Open crides opened this issue 4 years ago • 4 comments

Minimum example needed to reproduce

Basically I have types in Rust like these:

#[derive(Clone, Debug, VmType, Pushable, Getable)]
enum E1 {
    S1(S),
}

#[derive(Clone, Debug, VmType, Pushable, Getable)]
struct S {
    e: E2,
}

#[derive(Clone, Debug, VmType, Pushable, Getable)]
enum E2 {
    Num(i32),
}

And if I try to initialize E1 with:

let { E1, S, E2 } = import! test
let e1 = S1 { e = Num 3 }

Then I get the following:

error: Expected the following types to be equal
Expected: | Num : Int -> E1
Found: E2
1 errors were found during unification:
Types do not match:
    Expected: Int -> E1
    Found: Int -> <opaque>
  ┌─ test:3:23
  │
3 │     let e1 = S1 { e = Num 3 }
  │
  │                       ^^^^^

So it seems like suddenly E2's constructor(s) have changed (if E2 has multiple variants they all get changed).
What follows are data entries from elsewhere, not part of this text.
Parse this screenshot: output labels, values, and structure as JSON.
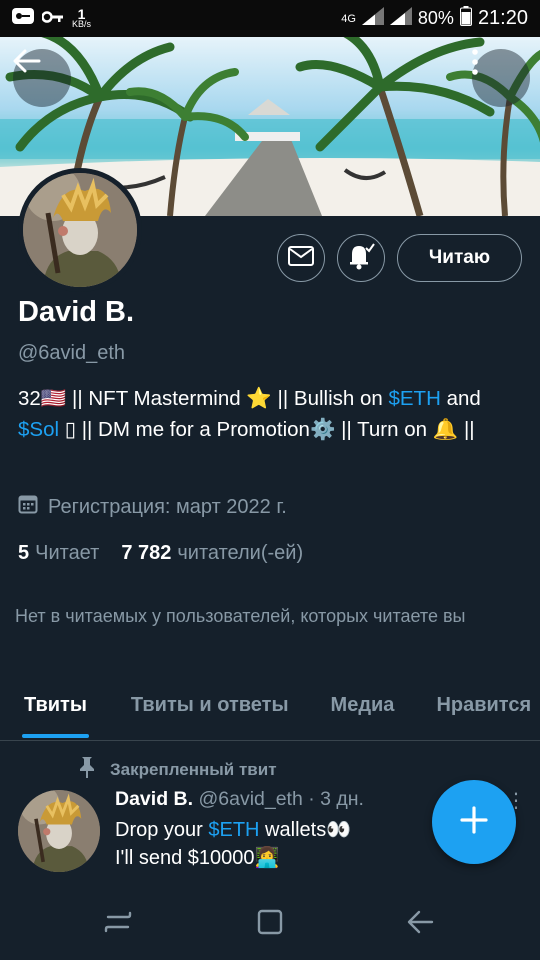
{
  "status_bar": {
    "kbs_value": "1",
    "kbs_unit": "KB/s",
    "network": "4G",
    "battery": "80%",
    "time": "21:20"
  },
  "profile": {
    "name": "David B.",
    "handle": "@6avid_eth",
    "bio_parts": [
      "32🇺🇸 || NFT Mastermind ⭐ || Bullish on ",
      "$ETH",
      " and ",
      "$Sol",
      " ▯ || DM me for a Promotion⚙️ || Turn on 🔔 ||"
    ],
    "registration": "Регистрация: март 2022 г.",
    "following_count": "5",
    "following_label": "Читает",
    "followers_count": "7 782",
    "followers_label": "читатели(-ей)",
    "follow_button": "Читаю",
    "mutual_note": "Нет в читаемых у пользователей, которых читаете вы"
  },
  "tabs": [
    {
      "label": "Твиты",
      "active": true
    },
    {
      "label": "Твиты и ответы",
      "active": false
    },
    {
      "label": "Медиа",
      "active": false
    },
    {
      "label": "Нравится",
      "active": false
    }
  ],
  "pinned_tweet": {
    "pin_label": "Закрепленный твит",
    "author": "David B.",
    "meta": "@6avid_eth · 3 дн.",
    "line1_prefix": "Drop your ",
    "line1_link": "$ETH",
    "line1_suffix": " wallets👀",
    "line2": "I'll send $10000👩‍💻"
  },
  "icons": [
    "back-arrow-icon",
    "more-vertical-icon",
    "mail-icon",
    "bell-notify-icon",
    "calendar-icon",
    "pin-icon",
    "plus-icon",
    "recents-icon",
    "home-icon",
    "back-nav-icon"
  ],
  "colors": {
    "accent": "#1da1f2",
    "background": "#15202b",
    "secondary_text": "#8899a6"
  }
}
Note that this also happens in the repl*, but (assuming test is the module containing the types) when I try :t import! test it shows all types correctly, but if I try :t let { E1 } = import! test in S1 then it also shows the wrong type.

[*] The repl included in the test repo is basically the one taken from gluon, except Color is removed and the repl is run from a provided Thread.

crides avatar Jan 05 '21 04:01 crides

Seems like only 1 nested enum (i.e. enum in enum) is needed to trigger the same behaviour. The test repo has been updated to reflect that

crides avatar Jan 05 '21 09:01 crides

Defining recursive types is not possible by deriving VmType as is atm.

What you can do is define the types in gluon also and then use the #[gluon(vm_type = "...")] attribute to point to the type on the gluon side (by linking to its module path). Should be an example in the marshalling example.

Marwes avatar Jan 05 '21 13:01 Marwes

I'm not using recursive types here, but are nested foreign enums also not supported? Also In my use case, I want to pass the types from Gluon to Rust and from Rust to Gluon, so I have to use Getable and Pushable (is there another way?). It does seem like it's possible to define the same types in Gluon and then passing them to Rust functions, so I'll settle with that for now.